Os Jogos Olímpicos de Londres, em 2012, são ainda hoje utilizados como melhor exemplo da possibilidade de organizar uma grande competição sem com isso deixar aquilo que por cá chamamos de “elefantes brancos” (uma expressão utilizada depois de se perceber que alguns estádios construídos não teriam rentabilidade a médio/longo prazo). Alguns casos: o centro aquático onde se disputaram as provas de natação, que tinha cerca de 17 mil lugares, ficou com uma bancada de 2.500; o velódromo, com menor capacidade, idem; depois, havia o pavilhão do basquetebol, que após a prova foi desmontado e guardado para mais tarde ser utilizado.

Agora, essa realidade será transporta para algo maior: um estádio de futebol. Onde? No Campeonato do Mundo do Qatar, claro está, uma prova que só irá acontecer em 2022 mas que continua a multiplicar notícias.

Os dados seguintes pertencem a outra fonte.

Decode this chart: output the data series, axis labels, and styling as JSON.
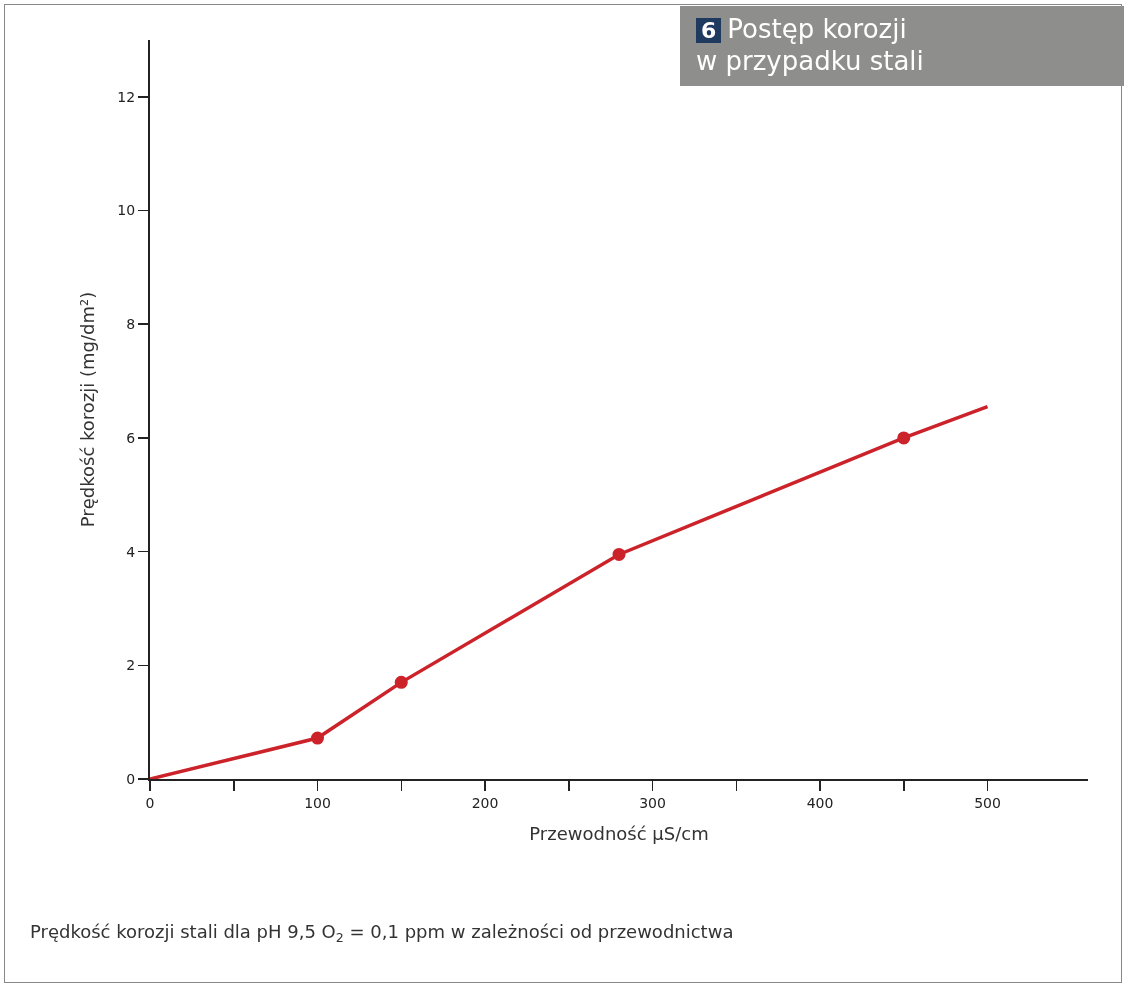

Com capacidade para 40 mil espetadores, o estádio Ras Abu Aboud, desenhado pela empresa de arquitetura espanhola Fenwick Iribarren, será o primeiro “completamente desmontável”, como explica o El País. “Este recinto vai oferecer o legado perfeito, porque pode ter uma nova localização após a prova ou ser transformado em várias instalações desportivas e culturais”, explicou Hassan Al Thawadi, secretário-geral do Comité Organizador.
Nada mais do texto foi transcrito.